A l'époque, lorsqu'on la questionnait sur ses activités, Lil se vantait d'un business de conférencière «très florissant». Elle aurait aussi vendu des «voitures exotiques», comme cette «Jaguar», qui est «la première voiture vendue, enfin je crois, je suis pas sûre, on s’en fiche», crânait Lil dans une interview sur YouTube, en 2018. Du flan, bien sûr, mais ça fait partie du personnage. Il faut savoir qu'elle prétend aussi avoir quitté Harvard parce qu'elle «a déjà réussi sa vie à neuf ans». A l'été 2018, Business Insider estimait sa fortune à 500 000 dollars, engrangée grâce à différents sponsors.
Sa mère, moins funny et sans doute plus au fait de la loi, a toujours poliment refusé de dévoiler le véritable gagne-pain de la famille, depuis le succès de sa fille. Alors qu'elle fut la gosse la plus exposée d'internet, et hormis les allégations de manipulation de la part de son entourage, rien ne permettait de percer à jour son véritable quotidien. Tout était discret, détourné, gonflé ou caché.
Et ça tombe plutôt bien puisque que crypto est un préfixe qui signifie «caché». C'est aussi une monnaie moderne qui peut rendre très riche et envoyer un paquet de monde en prison. Quelques heures après la vraie-fausse annonce du décès de cette crypto-girl sur Instagram, son nom apparaissait sur une nouvelle monnaie fraîchement déployée. Une erreur? C'est ce que voudrait insuffler l'ancien manager de Lil Tay, un certain Harry Tsang.
Le jeune homme, une personnalité d'internet «spécialisée dans le marketing viral», bûche depuis plusieurs mois sur une monnaie qui porte le nom (et le visage) de son ancienne protégée.
Selon Rolling Stone, cette monnaie a bien été enregistrée par cette «personnalité d'internet» et son site, l'espace de quelques heures, renvoyait à celui de Lil Tay Token, dont il est effectivement le PDG. Le compte Twitter de la société a été contraint de publier une précision qui ne précisait rien, hormis qu’ils semblent très embarrassés et que Harry Tsang en est le patron.

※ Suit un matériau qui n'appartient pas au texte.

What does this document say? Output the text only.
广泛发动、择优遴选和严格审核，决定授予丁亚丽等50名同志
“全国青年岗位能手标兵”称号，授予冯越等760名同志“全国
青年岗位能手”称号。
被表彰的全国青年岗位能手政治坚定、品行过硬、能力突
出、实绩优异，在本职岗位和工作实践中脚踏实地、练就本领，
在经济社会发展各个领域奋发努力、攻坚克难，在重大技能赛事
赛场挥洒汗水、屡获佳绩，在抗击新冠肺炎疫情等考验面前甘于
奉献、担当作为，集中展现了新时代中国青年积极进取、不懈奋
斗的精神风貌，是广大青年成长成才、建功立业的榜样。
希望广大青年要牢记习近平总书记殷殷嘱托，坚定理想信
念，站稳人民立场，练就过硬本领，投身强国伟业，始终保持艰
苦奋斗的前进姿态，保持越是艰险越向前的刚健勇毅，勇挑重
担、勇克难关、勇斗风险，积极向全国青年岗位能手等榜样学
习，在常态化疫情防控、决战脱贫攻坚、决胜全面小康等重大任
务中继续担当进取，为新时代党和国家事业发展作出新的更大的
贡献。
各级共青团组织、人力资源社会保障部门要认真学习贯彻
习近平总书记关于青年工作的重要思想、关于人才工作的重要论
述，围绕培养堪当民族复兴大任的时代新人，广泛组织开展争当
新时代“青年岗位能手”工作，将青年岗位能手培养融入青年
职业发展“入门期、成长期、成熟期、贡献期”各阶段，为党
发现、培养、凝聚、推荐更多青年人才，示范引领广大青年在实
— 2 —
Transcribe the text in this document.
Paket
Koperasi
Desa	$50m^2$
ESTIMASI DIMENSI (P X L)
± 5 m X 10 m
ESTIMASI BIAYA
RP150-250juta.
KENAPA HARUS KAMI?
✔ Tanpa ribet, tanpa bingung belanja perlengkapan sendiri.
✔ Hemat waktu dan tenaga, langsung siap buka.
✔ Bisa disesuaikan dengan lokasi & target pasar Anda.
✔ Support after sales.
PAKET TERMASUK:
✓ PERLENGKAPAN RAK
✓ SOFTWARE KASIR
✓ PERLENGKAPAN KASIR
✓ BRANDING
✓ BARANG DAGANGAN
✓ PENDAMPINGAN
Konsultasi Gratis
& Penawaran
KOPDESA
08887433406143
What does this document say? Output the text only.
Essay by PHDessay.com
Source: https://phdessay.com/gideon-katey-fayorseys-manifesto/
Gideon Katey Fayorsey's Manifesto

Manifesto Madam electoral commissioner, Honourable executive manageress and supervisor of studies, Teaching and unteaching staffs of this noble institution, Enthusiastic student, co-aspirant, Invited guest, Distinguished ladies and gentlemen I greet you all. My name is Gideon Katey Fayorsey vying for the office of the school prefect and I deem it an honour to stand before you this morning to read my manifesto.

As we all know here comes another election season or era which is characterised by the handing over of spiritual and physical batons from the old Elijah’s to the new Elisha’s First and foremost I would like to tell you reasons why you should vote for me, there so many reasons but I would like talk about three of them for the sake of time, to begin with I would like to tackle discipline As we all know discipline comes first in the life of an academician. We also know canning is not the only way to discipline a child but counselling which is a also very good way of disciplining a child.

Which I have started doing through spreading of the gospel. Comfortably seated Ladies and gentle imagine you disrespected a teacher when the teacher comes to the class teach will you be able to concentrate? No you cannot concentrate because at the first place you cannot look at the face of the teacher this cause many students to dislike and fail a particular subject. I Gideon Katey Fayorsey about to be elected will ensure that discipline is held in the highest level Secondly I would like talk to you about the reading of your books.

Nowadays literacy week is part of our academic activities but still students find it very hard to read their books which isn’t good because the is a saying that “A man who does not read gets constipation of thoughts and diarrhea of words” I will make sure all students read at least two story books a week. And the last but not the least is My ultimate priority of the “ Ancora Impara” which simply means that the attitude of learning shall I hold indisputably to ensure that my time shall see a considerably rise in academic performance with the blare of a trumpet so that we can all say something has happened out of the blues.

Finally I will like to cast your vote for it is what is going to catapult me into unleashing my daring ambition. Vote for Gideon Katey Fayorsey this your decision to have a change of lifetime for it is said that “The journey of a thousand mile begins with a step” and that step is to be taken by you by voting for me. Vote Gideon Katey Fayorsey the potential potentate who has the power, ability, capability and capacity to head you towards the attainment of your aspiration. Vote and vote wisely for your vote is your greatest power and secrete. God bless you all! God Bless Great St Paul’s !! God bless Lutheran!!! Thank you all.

Quelques minutes seulement après la mise en ligne, par TMZ, du rectificatif envoyé par le fameux «représentant de Lil Tay», le site de Harry était soudain indisponible. Or, selon le site Bit Times, véritable bible des cryptos, la monnaie a bien été lancée dans la nuit du 10 août, soit quelques heures après la «mort» de la starlette.
Pour la petite histoire, Harry Tsang est l'un des premiers à ne pas avoir été en mesure de confirmer ou non que Lil Tay était bien décédée. C'est lui aussi qui a mis en garde les médias d'un possible coup monté dans le but de «faire de l'argent illégalement». Par qui? Pourquoi? Son frère? Sa mère? Un gang de hackers? Alors que ses mots semblent dire que lui et Lil Tay c'est du passé, difficile d'imaginer qu'elle ne soit pas directement impliquée dans le business.
En somme, ils affirment tous aujourd'hui être les victimes d'un gigantesque piratage. Peut-être. Mais après avoir joué avec la vie d'une enfant de 9 ans, quelqu'un a joué avec la mort d’une ado de 16 ans. Dans les deux cas, c’est l'argent qui mène cette danse funèbre. Comme on dit dans les polars, ça sent pas bon. Si Lil Tay est vivante, sa carrière est définitivement terminée.
Si elle est vivante. Car, depuis cinq ans, y compris durant sa mort, elle n'est jamais réapparue, elle ne s'est plus exprimée de ses propres moyens.
Les internautes sont connus pour être crédules et parfois cruels, mais ils détestent qu'on les prenne pour des cons.